29 U.S.C. § 1002(1). The only benefits described in 29 U.S.C. § 186(c) and not listed in the definition given above are “holiday, severance or similar benefits.” 29 C.F.R. § 2510.3-l(a)(3) (1990) (analyzing the relationship between 29 U.S.C. §§ 186(c) and 1002(1)(A)). This statutory definition does not embrace agreements that may incidentally result in payment of benefits after death or disability. Merely because an agreement “may in some circumstances continue to pay ... proceeds after an employee’s death or disability does not make it a welfare benefit plan.”
Murphy v. Inexco Oil Co.,
611 F.2d at 574. An agreement must be “established or maintained ...
for the purpose of providing
” the benefits listed in the statute. 29 U.S.C. § 1002(1) (emphasis added). The agreement in issue does not meet this test. It is true, to be sure, that the agreement provided that payment of any outstanding override bonus installments would be accelerated upon one of four events, including plaintiff’s total, permanent disablement or plaintiff’s death. But, significantly, the objective of the agreement was not disability compensation; it was instead designed to provide a financial incentive for plaintiff to improve his performance while employed with ULC. Thus, the agreement on its face shows that its purpose did not encompass disability or death payments. There is no guarantee that plaintiff or his beneficiaries would receive any payments under the agreement if plaintiff were disabled or killed. In fact, the agreement specifically provided that in the event of net losses on
development projects, plaintiff would receive no payments. And this was so whether or not he died or became disabled. Moreover, the agreement provided that if plaintiff was terminated for cause or voluntarily quit before January 1991, outstanding override bonus payments would be forfeited. In sum, the agreement itself refutes the contention that its purposes included insuring against loss relating to death or disability, or the other purposes in the statutory definition of an employee welfare benefit plan, and hence it did not constitute such a plan. The agreement is similar to others designed “to reward employees for their service with present benefits” and found to be outside ERISA’s scope.
Murphy v. Inexco Oil Co.,
611 F.2d at 574 (“primary purpose” of oil production royalty program “was to reward employees for their service with present benefits”; agreement was not a welfare benefit plan);
see Foltz v. U.S. News & World Report, Inc.,
627 F.Supp. at 1164-65 (stock bonus plan allotting shares of common stock to employees which were sold back to company upon retirement or termination not a welfare benefit plan). Compensation plans held to be welfare benefit plans differ markedly from the agreement in issue.

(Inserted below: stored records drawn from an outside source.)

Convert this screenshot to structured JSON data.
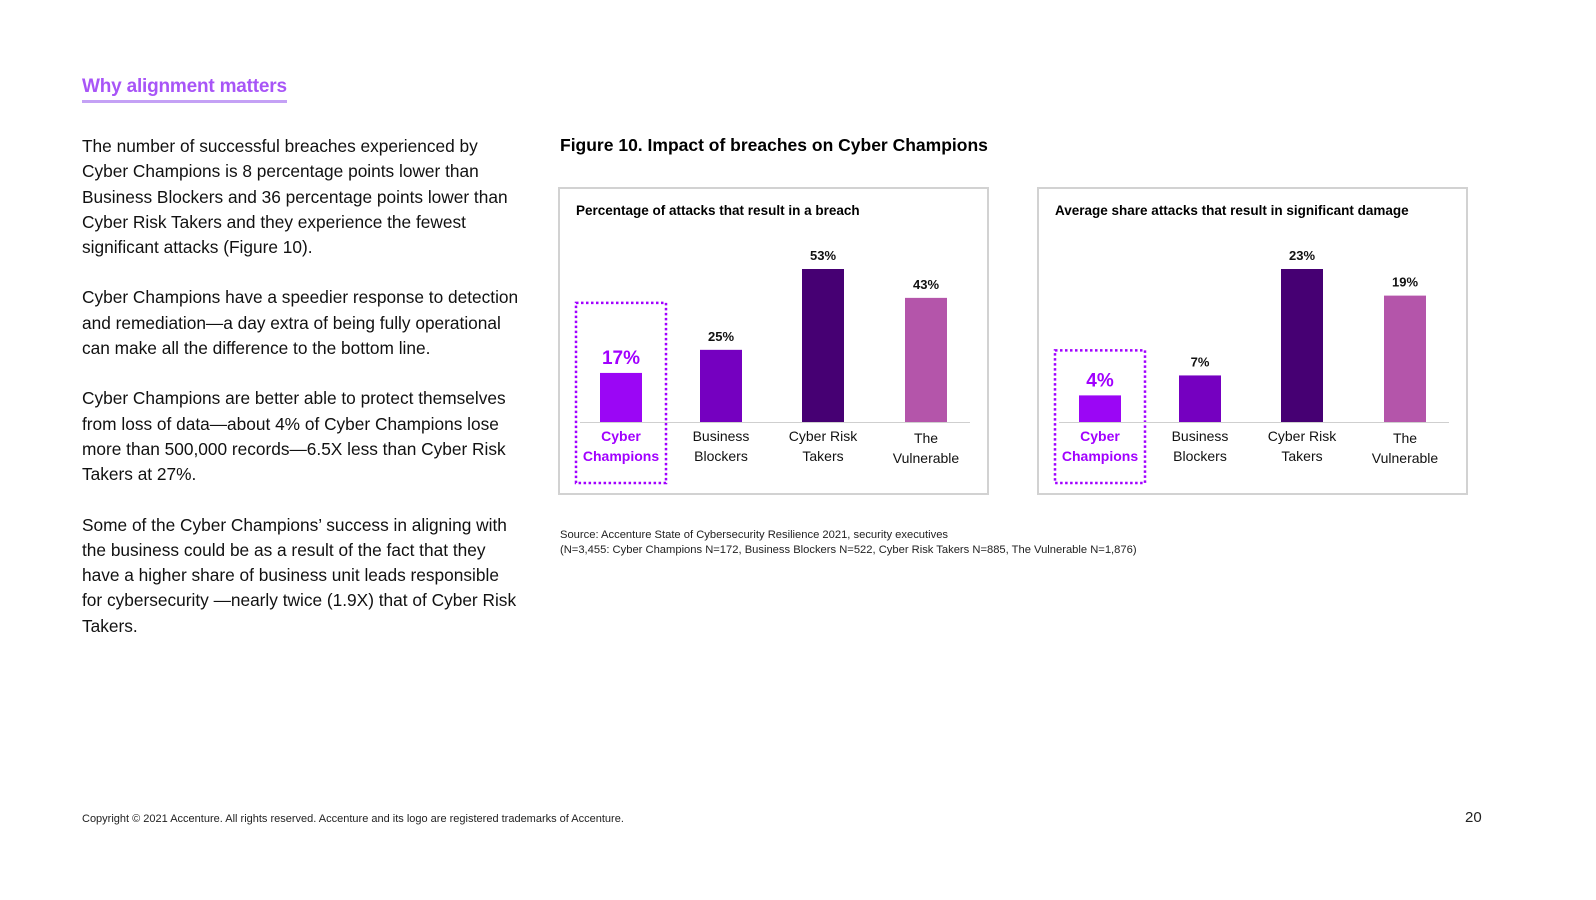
{
  "heading": "Why alignment matters",
  "paragraphs": [
    "The number of successful breaches experienced by Cyber Champions is 8 percentage points lower than Business Blockers and 36 percentage points lower than Cyber Risk Takers and they experience the fewest significant attacks (Figure 10).",
    "Cyber Champions have a speedier response to detection and remediation—a day extra of being fully operational can make all the difference to the bottom line.",
    "Cyber Champions are better able to protect themselves from loss of data—about 4% of Cyber Champions lose more than 500,000 records—6.5X less than Cyber Risk Takers at 27%.",
    "Some of the Cyber Champions’ success in aligning with the business could be as a result of the fact that they have a higher share of business unit leads responsible for cybersecurity —nearly twice (1.9X) that of Cyber Risk Takers."
  ],
  "figure_title": "Figure 10. Impact of breaches on Cyber Champions",
  "colors": [
    "#9b06f5",
    "#7500c0",
    "#460073",
    "#b455aa"
  ],
  "highlight_color": "#a100ff",
  "chart_data": [
    {
      "type": "bar",
      "title": "Percentage of attacks that result in a breach",
      "categories": [
        [
          "Cyber",
          "Champions"
        ],
        [
          "Business",
          "Blockers"
        ],
        [
          "Cyber Risk",
          "Takers"
        ],
        [
          "The",
          "Vulnerable"
        ]
      ],
      "values": [
        17,
        25,
        53,
        43
      ],
      "labels": [
        "17%",
        "25%",
        "53%",
        "43%"
      ],
      "highlight_index": 0,
      "ylim": [
        0,
        53
      ]
    },
    {
      "type": "bar",
      "title": "Average share attacks that result in significant damage",
      "categories": [
        [
          "Cyber",
          "Champions"
        ],
        [
          "Business",
          "Blockers"
        ],
        [
          "Cyber Risk",
          "Takers"
        ],
        [
          "The",
          "Vulnerable"
        ]
      ],
      "values": [
        4,
        7,
        23,
        19
      ],
      "labels": [
        "4%",
        "7%",
        "23%",
        "19%"
      ],
      "highlight_index": 0,
      "ylim": [
        0,
        23
      ]
    }
  ],
  "source_lines": [
    "Source: Accenture State of Cybersecurity Resilience 2021, security executives",
    "(N=3,455: Cyber Champions N=172, Business Blockers N=522, Cyber Risk Takers N=885, The Vulnerable N=1,876)"
  ],
  "footer": "Copyright © 2021 Accenture. All rights reserved. Accenture and its logo are registered trademarks of Accenture.",
  "page_number": "20"
}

See In re White Farm Equipment Co.,
788 F.2d 1186, 1191 (6th Cir.1986) (plan providing life, health, and welfare insurance to retirees and eligible dependents was clearly an employee welfare benefit plan);
Hayden v. Texas-U.S. Chemical Co.,
557 F.Supp. 382, 385 (E.D.Tex.1983) (finding defendant’s “Permanent and Total Disability Plan” covering its employees to be an employee welfare benefit plan).
Conclusion
The agreement at issue is neither an employee pension nor employee welfare benefit plan subject to ERISA. While the facts of this case may give rise to valid state and common law claims, they do not support an action brought in federal court under ERISA. Therefore, plaintiff’s complaint, which he concedes consists entirely of alleged violations of ERISA, should be dismissed with prejudice.